重雲李觀疾贈之
Han Yu 韓愈 (768–824)
夭行失其度,陰氣來干陽。
重雲閉白日,炎燠成寒涼。
小人但咨怨,君子惟憂傷。
飲食為減少,身體豈寧康。
此志誠足貴,懼非職所當。
藜羹尚如此,肉食安可嘗。
窮冬百草死,幽桂乃芬芳。
且況天地間,大運自有常。
勸君善飲食,鸞鳳本高翔。
Hochgetürmte Wolken. Meinem kranken Freund Li Kuan gewidmet Erwin von Zach (1872–1942)
— in: Zach, Erwin von. Hightower, James Robert (ed.). Han-Yü's poetische Werke, Harvard-Yenching Institute studies.
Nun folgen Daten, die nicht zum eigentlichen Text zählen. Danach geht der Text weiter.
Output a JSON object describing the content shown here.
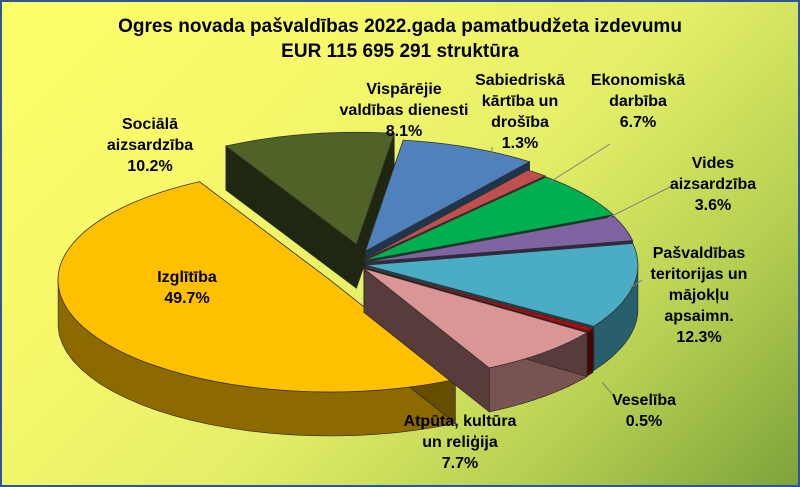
{
  "chart_data": {
    "type": "pie",
    "title_lines": [
      "Ogres novada pašvaldības 2022.gada pamatbudžeta izdevumu",
      "EUR 115 695 291 struktūra"
    ],
    "slices": [
      {
        "label_lines": [
          "Vispārējie",
          "valdības dienesti"
        ],
        "value": 8.1,
        "value_text": "8.1%",
        "color": "#4f81bd"
      },
      {
        "label_lines": [
          "Sabiedriskā",
          "kārtība un",
          "drošība"
        ],
        "value": 1.3,
        "value_text": "1.3%",
        "color": "#c0504d"
      },
      {
        "label_lines": [
          "Ekonomiskā",
          "darbība"
        ],
        "value": 6.7,
        "value_text": "6.7%",
        "color": "#00b050"
      },
      {
        "label_lines": [
          "Vides",
          "aizsardzība"
        ],
        "value": 3.6,
        "value_text": "3.6%",
        "color": "#8064a2"
      },
      {
        "label_lines": [
          "Pašvaldības",
          "teritorijas un",
          "mājokļu",
          "apsaimn."
        ],
        "value": 12.3,
        "value_text": "12.3%",
        "color": "#4bacc6"
      },
      {
        "label_lines": [
          "Veselība"
        ],
        "value": 0.5,
        "value_text": "0.5%",
        "color": "#c00000"
      },
      {
        "label_lines": [
          "Atpūta, kultūra",
          "un reliģija"
        ],
        "value": 7.7,
        "value_text": "7.7%",
        "color": "#da9694"
      },
      {
        "label_lines": [
          "Izglītība"
        ],
        "value": 49.7,
        "value_text": "49.7%",
        "color": "#ffc000"
      },
      {
        "label_lines": [
          "Sociālā",
          "aizsardzība"
        ],
        "value": 10.2,
        "value_text": "10.2%",
        "color": "#4f6228"
      }
    ]
  }
}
Cambridge, Massachusetts: Harvard University Press, 1952. p. 26f.
Der Gang des Himmels hat seine Regelmässigkeit verloren, die Yin-kraft (das Dunkel) will die Yang-kraft (das Licht) angreifen.
Hochgetürmte Wolken verdecken die helle Sonne, und Hitze verwandelt sich in Kälte.
Der gewöhnliche Mann ergeht sich nur in Seufzer und Klagen (Legge III, 580), doch ein Edler (wie Du) sucht kummervoll den Fehler bei sich selbst (Legge IV, 215).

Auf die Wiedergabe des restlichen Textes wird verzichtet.